Trim Takes On: Thrift Shops
For a rookie secondhand shopper, it may seem as though the environment of a thrift store is not for the faint of heart. Between the overflowing boxes of clothing and the overwhelming musty odor (Eau de Mothballs, anyone?), it can be nerve-racking to conquer your first vintage shopping trip without an extensive guide on how to navigate the crowded racks. But fear not, Trim readers - I've braved the front lines of the local Goodwill and prepared some vital tips for how to score all the best vintage treasures.
-Arrive in uniform.
Thrift stores are not meticulously organized like a boutique. Unlike a small shop where the items will be categorized and styled, at a thrift store, it's pretty much a free-for-all - which guarantees a lot of walking, reaching, stretching, and digging. Wear comfortable clothing that you can easily slip on and off in the dressing room, flat shoes (all the better for fighting fellow shoppers to the death over a 1970's floral Missoni minidress), and a cross body bag that allows you to keep your hands free.
-Inspect your garments.
A big part of the thrill of thrifting is the fact that you never know exactly what you'll find. I've scored Chanel earrings from a hole-in-the-wall secondhand costume shop in NYC, and came across five dollar cowboy boots in a San Francisco consignment shop that were unworn, the most perfect shade of caramel brown, and exactly my size. (Thank-you, thrifting gods.) However, for every gem discovered amongst junk items, I've almost made certain purchases only to realize there was a stain on the shoulder or a large rip in the side. If you find yourself interested in a vintage garment, inspect every inch for stains, make sure all zippers work, and take the time to try them on and see if they're flattering. It's better to be thorough than to spend half your last paycheck on items that just end up banished to the back of your closet.

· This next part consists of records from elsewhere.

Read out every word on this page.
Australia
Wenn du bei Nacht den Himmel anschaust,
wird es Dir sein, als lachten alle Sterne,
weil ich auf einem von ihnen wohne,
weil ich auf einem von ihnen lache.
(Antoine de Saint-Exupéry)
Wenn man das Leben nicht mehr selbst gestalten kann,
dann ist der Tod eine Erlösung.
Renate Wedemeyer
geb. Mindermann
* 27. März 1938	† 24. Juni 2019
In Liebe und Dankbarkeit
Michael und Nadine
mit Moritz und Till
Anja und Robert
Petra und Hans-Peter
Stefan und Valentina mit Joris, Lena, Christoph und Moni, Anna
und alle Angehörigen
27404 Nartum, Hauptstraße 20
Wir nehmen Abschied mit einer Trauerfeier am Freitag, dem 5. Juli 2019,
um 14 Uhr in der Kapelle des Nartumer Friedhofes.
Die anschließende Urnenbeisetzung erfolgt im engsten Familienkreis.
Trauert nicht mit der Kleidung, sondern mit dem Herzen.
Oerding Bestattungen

-Know what you’re looking for.
This is your chance to score some authentic looking pieces without paying for their overdone, unauthentic knock-offs in Urban Outfitters for more than triple the price. Search through the outerwear closely for Levi's denim jackets, leather motorcycle bombers, and camouflage army jackets. High-waist denim shorts, bustier tops, tie-dye band tees, and printed rompers are also certain items that are commonly found in these types of shops that you won't find for such low prices anywhere else. Make sure you take the time to dig through the jewelry and accessories for one-of-a-kind statement necklaces, sparkling vintage brooches, and silver rings, along with belts and scarves. I once found a floral Coach scarf and braided leather belt from a thrift shop called Nearly New in Red Bank that I purchased two years ago and still wear frequently.
-Don’t forget the fun stuff.
Check out the books section, along with the shelves of vintage records and housewares. Instead of dropping a few hundred dollars to redesign your dorm room at Target, pick up a few one-of-a-kind trinkets for a unique, bohemian vibe in your living space while you're at college - I've found stained glass lamps, tapestries, and framed vintage maps for my room that really add character to an otherwise bland space.
-Check out other local opportunities to score vintage finds.
Flea markets and antiques shops are also some of your best bets for finding some of the best vintage items from local vendors who dedicate their lives to traveling the area to find the best items to sell. The Punk Rock Flea Market, held in Trenton and Asbury Park every year, specializes in edgy, punk finds that will have you wandering between the aisles and leaving with your new favorite dress and your old favorite record, along with handmade goods from local artists and shops.